Evolution House at the Royal Botanic Gardens, Kew is a Grade II listed building in the Richmond upon Thames local planning authority area, England. First listed on 9 May 2011. Glasshouse.
Evolution House at the Royal Botanic Gardens, Kew
- WRENN ID
- white-glass-nightshade
- Grade
- II
- Local Planning Authority
- Richmond upon Thames
- Country
- England
- Date first listed
- 9 May 2011
- Type
- Glasshouse
- Source
- Historic England listing
Description
Evolution House at the Royal Botanic Gardens, Kew
A glasshouse built as the Australian House and opened in 1952, designed by SL Rothwell of the Chief Architects Division of the Ministry of Works, with consultant engineer JE Temple and constructed by The Crittall Manufacturing Co Ltd. The building was a gift from the Australian Government, following a visit to Australia by Edward Salisbury, Director of Kew Gardens. It was constructed to house plants collected by Captain McEachern from the extremely dry climate of south-west Australia, which had previously been stored in the Temperate House. Since 1995 the building has housed the Evolution exhibition, which charts the evolution of plants.

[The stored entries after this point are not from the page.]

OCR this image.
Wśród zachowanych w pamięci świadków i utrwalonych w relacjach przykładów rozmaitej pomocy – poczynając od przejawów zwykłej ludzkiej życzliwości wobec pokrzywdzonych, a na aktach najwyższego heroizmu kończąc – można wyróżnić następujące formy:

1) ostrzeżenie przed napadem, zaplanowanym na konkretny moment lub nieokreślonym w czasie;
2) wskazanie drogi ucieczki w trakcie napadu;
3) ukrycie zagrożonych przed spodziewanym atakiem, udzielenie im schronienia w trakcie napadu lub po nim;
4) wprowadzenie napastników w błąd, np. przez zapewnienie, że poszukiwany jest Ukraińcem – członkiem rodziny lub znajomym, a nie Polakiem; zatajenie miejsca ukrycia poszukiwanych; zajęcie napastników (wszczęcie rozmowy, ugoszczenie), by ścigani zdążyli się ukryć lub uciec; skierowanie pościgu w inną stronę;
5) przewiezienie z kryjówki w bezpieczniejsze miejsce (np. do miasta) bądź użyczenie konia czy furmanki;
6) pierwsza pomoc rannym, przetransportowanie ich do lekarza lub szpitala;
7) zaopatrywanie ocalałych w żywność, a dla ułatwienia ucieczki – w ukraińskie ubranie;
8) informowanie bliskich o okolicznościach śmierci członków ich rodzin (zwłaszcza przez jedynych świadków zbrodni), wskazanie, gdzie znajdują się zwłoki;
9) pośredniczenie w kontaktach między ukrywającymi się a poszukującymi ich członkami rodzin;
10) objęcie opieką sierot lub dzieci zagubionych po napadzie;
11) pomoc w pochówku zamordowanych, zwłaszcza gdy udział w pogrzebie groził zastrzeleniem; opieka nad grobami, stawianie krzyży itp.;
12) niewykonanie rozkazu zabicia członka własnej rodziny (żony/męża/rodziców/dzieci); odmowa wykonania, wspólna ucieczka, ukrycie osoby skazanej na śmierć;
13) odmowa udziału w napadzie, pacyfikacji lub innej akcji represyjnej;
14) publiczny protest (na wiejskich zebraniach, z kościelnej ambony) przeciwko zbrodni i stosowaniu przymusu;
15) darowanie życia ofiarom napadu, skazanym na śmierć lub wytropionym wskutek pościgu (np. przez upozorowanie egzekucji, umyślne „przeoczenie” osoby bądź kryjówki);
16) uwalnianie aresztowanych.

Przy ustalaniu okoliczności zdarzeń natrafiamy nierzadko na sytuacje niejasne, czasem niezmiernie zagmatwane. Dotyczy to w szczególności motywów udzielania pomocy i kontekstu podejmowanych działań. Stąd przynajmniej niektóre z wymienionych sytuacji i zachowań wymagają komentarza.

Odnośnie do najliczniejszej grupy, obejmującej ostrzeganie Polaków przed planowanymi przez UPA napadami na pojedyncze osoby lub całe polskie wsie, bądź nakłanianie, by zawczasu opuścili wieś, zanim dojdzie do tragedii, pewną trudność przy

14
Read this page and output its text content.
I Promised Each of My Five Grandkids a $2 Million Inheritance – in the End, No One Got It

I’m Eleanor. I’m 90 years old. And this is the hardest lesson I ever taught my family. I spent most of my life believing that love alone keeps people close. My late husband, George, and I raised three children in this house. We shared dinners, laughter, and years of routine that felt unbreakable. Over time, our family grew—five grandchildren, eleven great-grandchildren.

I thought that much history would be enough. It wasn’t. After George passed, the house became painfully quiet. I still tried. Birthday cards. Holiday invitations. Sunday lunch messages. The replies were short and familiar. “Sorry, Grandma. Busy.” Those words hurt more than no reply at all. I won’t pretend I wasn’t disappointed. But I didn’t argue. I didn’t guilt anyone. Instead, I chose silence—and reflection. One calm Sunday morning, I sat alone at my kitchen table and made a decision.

The Evolution House is constructed of a pre-formed galvanised frame in H10-WP aluminium alloy, set on a plinth of reused London stock bricks capped with a slate cill course. The mortar is flecked with coarse-grained grit.
The building is rectangular on plan with a mansard roof. The glasshouse is of 10 bays, measuring 90 feet by 52 feet and 33 feet 6 inches in height, covering an area of 4,680 square feet. The structure uses approximately 60 tons of aluminium alloy. The main frame consists of eleven arches of lattice construction, with 8-inch by 4-inch uprights and angle purlins. The end bays are braced, and the glazed curtain wall is bolted to the frame and uses standard window sections. The building is ventilated with horizontally opening side windows and clerestorey windows operated by a crank. Entrances in the end walls have moulded architraves, a detail which extends beyond the purely functional. Special facilities were provided for cleaning, using a spray system internally and with rails to attach ladders externally.
The glasshouse sits to the west of the Temperate House, aligned on its short east-west axis and the entrance to Kew Gardens to the east, which was originally intended to align with the proposed site for Kew Gardens railway station. The Australian House was the largest glasshouse to be built at Kew after the Temperate House and is one of a sequence of significant glasshouses at the Gardens.
Aluminium was particularly useful to horticulture, noted for its light weight and resistance to corrosion. The annual report of the Agricultural and Horticultural Research Station for 1948 referred to two small aluminium greenhouses completed that year for work on radio-active tracer elements and growth regulating substances, while in 1950 Gardening Illustrated advertised Crittall Rustless Greenhouses. Aluminium was used for whole buildings only after 1945, making this an early and rare example of an aluminium glasshouse of this period and of this scale.
The Australian House is cited as an exemplar, alongside the roof structure of the Botanical Gardens Conservatory in Washington, DC, in contemporary journals including The Aluminium Development Association (1953) and Brimelow (1957). Prior to its completion, it received a write-up in the National Builder (1951). It anticipated an explosion in the use of aluminium in glasshouses, for example at Edinburgh Botanic Gardens in the 1960s, and in the more recent glasshouses at Kew. Little building work was undertaken at Kew during the 1950s, when maintenance of the building stock was limited to the restoration of the Palm House in 1957-8.